Dans une PME, « les RH » sont souvent une personne à temps partiel, parfois le dirigeant lui-même le soir. Chaque heure administrative y pèse double. C'est un terrain où l'automatisation soulage vite, à condition de respecter une ligne rouge claire : la machine prépare, mais ne décide jamais du sort d'une personne.
Le recrutement : accélérer sans trier à l'aveugle
Rédaction des annonces, publication multi-plateformes, accusés de réception, prise de rendez-vous : toute la logistique du recrutement s'automatise bien, et les candidats y gagnent (une réponse en un jour plutôt qu'un silence de trois semaines, c'est aussi votre image d'employeur).
Le tri automatique des candidatures, en revanche, demande de la prudence. Résumer chaque dossier et vérifier des critères objectifs (permis de travail, diplôme exigé, disponibilité), oui. Classer les candidats par un score opaque, non : les biais des modèles sont documentés, et écarter un bon profil sur cette base coûte cher dans un marché où les candidats manquent.
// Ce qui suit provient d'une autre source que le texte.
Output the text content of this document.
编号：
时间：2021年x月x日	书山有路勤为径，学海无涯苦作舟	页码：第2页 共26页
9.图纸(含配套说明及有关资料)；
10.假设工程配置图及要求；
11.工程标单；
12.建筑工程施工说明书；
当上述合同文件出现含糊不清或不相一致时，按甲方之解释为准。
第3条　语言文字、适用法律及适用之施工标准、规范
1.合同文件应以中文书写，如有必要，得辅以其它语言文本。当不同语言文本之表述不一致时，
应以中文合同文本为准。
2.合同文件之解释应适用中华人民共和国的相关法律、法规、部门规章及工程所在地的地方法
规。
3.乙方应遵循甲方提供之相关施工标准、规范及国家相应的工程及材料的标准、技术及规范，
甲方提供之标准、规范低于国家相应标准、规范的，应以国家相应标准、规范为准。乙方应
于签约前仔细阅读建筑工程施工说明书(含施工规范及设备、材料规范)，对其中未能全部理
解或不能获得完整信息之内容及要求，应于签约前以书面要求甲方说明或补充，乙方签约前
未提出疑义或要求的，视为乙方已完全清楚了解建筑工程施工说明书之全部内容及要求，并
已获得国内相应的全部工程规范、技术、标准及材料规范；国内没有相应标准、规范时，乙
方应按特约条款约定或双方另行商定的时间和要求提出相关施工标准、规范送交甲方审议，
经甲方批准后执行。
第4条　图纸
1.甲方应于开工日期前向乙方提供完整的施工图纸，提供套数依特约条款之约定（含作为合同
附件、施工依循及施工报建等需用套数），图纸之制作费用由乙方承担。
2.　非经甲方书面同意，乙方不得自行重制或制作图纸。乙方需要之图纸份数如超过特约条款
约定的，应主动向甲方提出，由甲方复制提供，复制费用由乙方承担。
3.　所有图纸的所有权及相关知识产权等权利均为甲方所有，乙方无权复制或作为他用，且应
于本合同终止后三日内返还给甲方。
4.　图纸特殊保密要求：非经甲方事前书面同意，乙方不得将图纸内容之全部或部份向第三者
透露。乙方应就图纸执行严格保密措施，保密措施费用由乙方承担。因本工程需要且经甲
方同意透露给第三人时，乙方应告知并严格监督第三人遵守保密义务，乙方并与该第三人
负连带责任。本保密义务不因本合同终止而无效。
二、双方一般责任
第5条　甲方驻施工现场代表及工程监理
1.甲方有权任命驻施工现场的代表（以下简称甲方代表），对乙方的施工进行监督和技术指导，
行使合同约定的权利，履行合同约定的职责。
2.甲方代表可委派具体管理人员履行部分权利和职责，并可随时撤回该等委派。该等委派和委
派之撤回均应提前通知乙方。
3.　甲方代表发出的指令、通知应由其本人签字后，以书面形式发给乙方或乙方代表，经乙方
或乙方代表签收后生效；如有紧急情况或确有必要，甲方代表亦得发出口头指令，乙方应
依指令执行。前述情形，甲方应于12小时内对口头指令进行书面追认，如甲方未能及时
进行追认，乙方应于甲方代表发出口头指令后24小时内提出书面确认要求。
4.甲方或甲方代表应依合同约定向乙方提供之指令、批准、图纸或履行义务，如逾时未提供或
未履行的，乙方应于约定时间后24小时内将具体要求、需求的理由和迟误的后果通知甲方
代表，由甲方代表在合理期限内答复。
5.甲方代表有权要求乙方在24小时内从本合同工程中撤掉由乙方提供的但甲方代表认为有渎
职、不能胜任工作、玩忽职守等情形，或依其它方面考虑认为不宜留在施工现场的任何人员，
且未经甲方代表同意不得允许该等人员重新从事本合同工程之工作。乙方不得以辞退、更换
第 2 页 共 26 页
Chaque dossier écarté doit l'avoir été par un regard humain.
L'onboarding et la sortie : la check-list qui ne dort jamais
Contrat, annonces AVS et LPP, accès informatiques, matériel, présentation à l'équipe : une arrivée bien orchestrée mobilise cinq personnes et vingt tâches. L'automatisation tient la check-list, génère les documents, relance les retardataires. Même logique au départ d'un collaborateur, où les oublis (accès non fermés, matériel non rendu) sont à la fois coûteux et risqués.
Les documents récurrents : certificats et attestations
Le certificat de travail est un exercice codifié où chaque formule compte. L'IA prépare un projet solide à partir du dossier du collaborateur et de vos formulations maison ; le responsable relit, ajuste, signe. Une heure de rédaction devient dix minutes de relecture. Attestations diverses, confirmations d'emploi, courriers types : même principe, mêmes gains.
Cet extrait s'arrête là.